Hank Greenberg is a player who was great player but might be a lot better if his career could be run again. He lost more time to WWII than any player I know of. He went into the service during the 1941 season in preparation for WWII. I don’t know any other player who did service that year. Most did it from 1942 to 1945. Hank only played 19 games in 1941 before joining the service. Anyway, come December 5th, the U.S. was still not involved in the war, so Hank was released. Two days later, Pearl Harbor happened so Hank was called back. He came back and played a half a year in 1945 and was a World Series hero. Now I gave some points to players in the military, but it wasn’t as much if they played and had a solid season for themselves.
Also, Greenberg joined the majors in 1933 when two of the greatest first basemen of all time Lou Gehrig and Jimmy Foxx were already established and still playing great. It is hard for a young player to pass those two to make the all-star team.

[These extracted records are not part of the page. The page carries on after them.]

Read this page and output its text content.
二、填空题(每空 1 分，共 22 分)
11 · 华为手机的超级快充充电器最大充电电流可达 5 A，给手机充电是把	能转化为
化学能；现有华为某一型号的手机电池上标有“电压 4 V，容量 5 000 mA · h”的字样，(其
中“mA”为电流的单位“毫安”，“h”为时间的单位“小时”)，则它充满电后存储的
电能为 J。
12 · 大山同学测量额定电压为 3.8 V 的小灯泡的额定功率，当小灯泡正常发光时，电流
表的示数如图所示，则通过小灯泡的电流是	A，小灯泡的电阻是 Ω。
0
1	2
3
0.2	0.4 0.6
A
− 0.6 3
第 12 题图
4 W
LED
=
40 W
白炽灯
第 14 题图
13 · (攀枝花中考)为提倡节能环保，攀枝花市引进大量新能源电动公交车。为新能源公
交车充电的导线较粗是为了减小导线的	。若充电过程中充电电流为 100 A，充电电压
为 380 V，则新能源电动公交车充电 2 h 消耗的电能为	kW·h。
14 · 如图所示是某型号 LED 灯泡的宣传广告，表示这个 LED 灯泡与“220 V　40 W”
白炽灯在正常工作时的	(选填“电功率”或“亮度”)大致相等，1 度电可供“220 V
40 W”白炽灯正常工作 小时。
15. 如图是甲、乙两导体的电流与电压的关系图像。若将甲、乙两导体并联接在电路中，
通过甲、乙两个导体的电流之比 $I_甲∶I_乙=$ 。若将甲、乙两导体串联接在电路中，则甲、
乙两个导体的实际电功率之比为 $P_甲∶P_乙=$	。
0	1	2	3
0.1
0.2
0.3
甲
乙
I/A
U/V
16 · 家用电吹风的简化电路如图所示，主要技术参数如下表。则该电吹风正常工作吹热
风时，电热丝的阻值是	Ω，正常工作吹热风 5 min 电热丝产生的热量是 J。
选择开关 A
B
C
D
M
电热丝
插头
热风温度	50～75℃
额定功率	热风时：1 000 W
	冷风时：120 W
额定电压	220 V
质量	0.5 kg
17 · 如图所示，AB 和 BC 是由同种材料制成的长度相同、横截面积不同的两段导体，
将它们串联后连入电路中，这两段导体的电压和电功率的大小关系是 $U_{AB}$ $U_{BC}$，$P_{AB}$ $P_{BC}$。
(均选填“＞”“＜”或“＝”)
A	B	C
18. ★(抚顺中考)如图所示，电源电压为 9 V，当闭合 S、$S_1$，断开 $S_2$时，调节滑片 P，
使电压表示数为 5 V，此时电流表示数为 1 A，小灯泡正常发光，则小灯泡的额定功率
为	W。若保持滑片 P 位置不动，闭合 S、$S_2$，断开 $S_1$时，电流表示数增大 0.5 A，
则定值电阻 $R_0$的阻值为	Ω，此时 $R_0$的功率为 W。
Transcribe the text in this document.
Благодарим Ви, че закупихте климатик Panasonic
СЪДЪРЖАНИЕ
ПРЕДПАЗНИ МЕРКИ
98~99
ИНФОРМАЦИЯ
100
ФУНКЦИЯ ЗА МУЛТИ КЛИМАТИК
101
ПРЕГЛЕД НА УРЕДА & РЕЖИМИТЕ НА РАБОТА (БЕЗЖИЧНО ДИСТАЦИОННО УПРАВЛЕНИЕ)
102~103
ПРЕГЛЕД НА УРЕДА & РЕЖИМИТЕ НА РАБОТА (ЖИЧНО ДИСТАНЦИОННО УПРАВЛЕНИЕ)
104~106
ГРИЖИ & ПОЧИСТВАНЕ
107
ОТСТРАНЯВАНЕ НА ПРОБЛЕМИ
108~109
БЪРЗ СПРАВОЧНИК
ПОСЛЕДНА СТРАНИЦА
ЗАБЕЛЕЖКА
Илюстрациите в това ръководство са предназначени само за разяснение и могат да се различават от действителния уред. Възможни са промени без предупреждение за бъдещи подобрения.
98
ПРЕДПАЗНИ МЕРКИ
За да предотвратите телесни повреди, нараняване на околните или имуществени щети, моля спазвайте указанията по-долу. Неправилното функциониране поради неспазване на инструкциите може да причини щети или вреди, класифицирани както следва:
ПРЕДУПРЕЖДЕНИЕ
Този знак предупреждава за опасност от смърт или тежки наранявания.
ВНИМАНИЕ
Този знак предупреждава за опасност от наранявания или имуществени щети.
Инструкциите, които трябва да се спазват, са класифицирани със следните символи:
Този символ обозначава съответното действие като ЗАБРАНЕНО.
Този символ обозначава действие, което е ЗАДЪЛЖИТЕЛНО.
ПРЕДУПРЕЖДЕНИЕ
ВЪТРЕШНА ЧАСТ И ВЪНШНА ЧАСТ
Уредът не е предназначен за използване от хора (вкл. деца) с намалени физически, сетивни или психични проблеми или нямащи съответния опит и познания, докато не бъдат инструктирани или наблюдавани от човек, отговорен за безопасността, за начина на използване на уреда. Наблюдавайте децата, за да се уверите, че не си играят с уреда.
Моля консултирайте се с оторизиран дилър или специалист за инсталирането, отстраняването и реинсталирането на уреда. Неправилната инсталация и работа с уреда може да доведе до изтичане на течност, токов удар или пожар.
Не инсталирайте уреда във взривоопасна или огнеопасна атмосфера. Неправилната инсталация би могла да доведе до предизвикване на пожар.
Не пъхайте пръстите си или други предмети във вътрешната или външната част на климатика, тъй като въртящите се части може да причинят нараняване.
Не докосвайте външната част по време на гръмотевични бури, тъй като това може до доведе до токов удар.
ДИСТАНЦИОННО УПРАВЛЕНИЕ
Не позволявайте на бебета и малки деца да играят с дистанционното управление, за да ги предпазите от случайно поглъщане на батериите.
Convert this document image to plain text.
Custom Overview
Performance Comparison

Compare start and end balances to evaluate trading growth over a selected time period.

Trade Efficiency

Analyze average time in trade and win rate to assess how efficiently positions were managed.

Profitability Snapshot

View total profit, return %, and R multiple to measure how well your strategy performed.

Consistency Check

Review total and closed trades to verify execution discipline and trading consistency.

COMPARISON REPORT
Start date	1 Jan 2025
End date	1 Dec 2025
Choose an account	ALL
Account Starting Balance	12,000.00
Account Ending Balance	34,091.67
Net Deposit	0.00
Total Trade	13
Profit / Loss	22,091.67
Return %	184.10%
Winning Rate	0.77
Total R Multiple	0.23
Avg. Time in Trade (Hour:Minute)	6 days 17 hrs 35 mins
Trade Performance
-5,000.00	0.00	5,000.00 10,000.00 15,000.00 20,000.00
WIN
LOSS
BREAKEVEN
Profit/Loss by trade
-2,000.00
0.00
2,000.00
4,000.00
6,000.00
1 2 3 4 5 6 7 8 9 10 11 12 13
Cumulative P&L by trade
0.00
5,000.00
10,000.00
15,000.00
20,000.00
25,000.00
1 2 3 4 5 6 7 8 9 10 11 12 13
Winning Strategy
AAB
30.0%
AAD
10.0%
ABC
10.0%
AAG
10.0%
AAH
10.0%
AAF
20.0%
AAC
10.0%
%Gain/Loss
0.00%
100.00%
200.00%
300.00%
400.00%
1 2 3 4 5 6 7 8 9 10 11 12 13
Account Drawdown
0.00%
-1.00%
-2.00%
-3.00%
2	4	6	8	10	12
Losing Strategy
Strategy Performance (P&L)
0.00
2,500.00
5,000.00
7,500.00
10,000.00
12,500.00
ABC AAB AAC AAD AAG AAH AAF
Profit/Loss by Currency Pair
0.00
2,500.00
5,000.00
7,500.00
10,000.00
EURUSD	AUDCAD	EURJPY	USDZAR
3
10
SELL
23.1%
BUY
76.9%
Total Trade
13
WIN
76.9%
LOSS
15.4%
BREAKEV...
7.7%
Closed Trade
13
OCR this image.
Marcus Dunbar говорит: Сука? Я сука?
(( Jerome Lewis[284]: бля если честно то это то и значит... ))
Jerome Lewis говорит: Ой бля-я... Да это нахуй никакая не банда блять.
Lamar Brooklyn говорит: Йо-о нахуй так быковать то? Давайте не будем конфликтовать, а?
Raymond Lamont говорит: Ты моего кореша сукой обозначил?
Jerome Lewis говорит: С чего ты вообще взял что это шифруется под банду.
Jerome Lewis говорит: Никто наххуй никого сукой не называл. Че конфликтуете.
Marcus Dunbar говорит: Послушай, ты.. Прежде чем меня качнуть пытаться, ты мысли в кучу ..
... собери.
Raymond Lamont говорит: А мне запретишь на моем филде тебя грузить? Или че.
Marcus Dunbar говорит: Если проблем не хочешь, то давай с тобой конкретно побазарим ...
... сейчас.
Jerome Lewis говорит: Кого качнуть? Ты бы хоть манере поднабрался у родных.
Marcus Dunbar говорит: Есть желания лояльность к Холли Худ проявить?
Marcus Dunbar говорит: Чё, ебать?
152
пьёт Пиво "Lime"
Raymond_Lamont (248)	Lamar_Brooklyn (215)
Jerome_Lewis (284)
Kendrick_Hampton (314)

I pushed Hank up three positions at first base because of these issues. However, the biggest thing he had to fight he was Jewish. A lot of players and fans gave him a hard time because he was Jewish. He also gave Jackie Robinson some advice on handling the jeers, because of the jeers he received.
In his Wikipedia biography made millions of dollars in the stock market in the 60s and lived comfortably the rest of his life. However, I think the smartest investment he ever made was with The Sporting News. The Sporting News was a national weekly newspaper you could subscribe to that covered all sports. When I was in college I subscribed, and it covered baseball, football, hockey, basketball, and auto racing with some coverage of the other sports. However, its main concentration was baseball. I also subscribed to it as an adult. In the 1950’s for a short time they had a cash flow problem, which often happens in business, so they offered a lifetime subscription for a reasonable amount. It was for a short time, but one of the people to take advantage of the offer was Hank Greenberg. The editors of the newspaper would periodically write a little blurb on this and Greenberg would say he still enjoyed the paper. Now that is a great investment.
2 thoughts on “No. 117 Hank Greenberg (Number 12 First Base)”
Gary, thank you for your replies, they are great. I am spastic about how I read about players also. I often only read about players I like. This project is forcing me to get out of my comfort zone in that way. One of the things I told myself when I retired is to do things out of my comfort zone. I found some I really enjoy.
I haven’t read very many anecdotes involving Hank Greenberg. That’s odd for such a great player, but maybe it’s just me. I read a lot, but not in a systematic way; maybe I just didn’t find the right books.
A couple I do recall, both I think from chapters of ballplayer memories in “Baseball When The Grass Was Real).
One was a mention by Spud Chandler of a great catch by Joe Dimaggio. As Spud put it, “Greenberg hit it, Dimaggio caught it…and I’m the guy the threw the pitch.”
The other mention was by Rip Sewell, a pitcher famous for the Eephus pitch. He mentioned almost making the big club coming out of spring training, but he got into a ferocious fight with Greenberg after a misunderstanding on the team bus. As management put it, they had a lot of pitchers, but they weren’t gonna send Greenberg out.
Hank only really had 9 full seasons, partly due to three years in the service as Doug mentions, but also hardly played in two other years and half of another (I assume injury). Despite the great hitting environment during his career, his hitting stats will make you sit up and take notice. You can’t discount them ‘that’ much.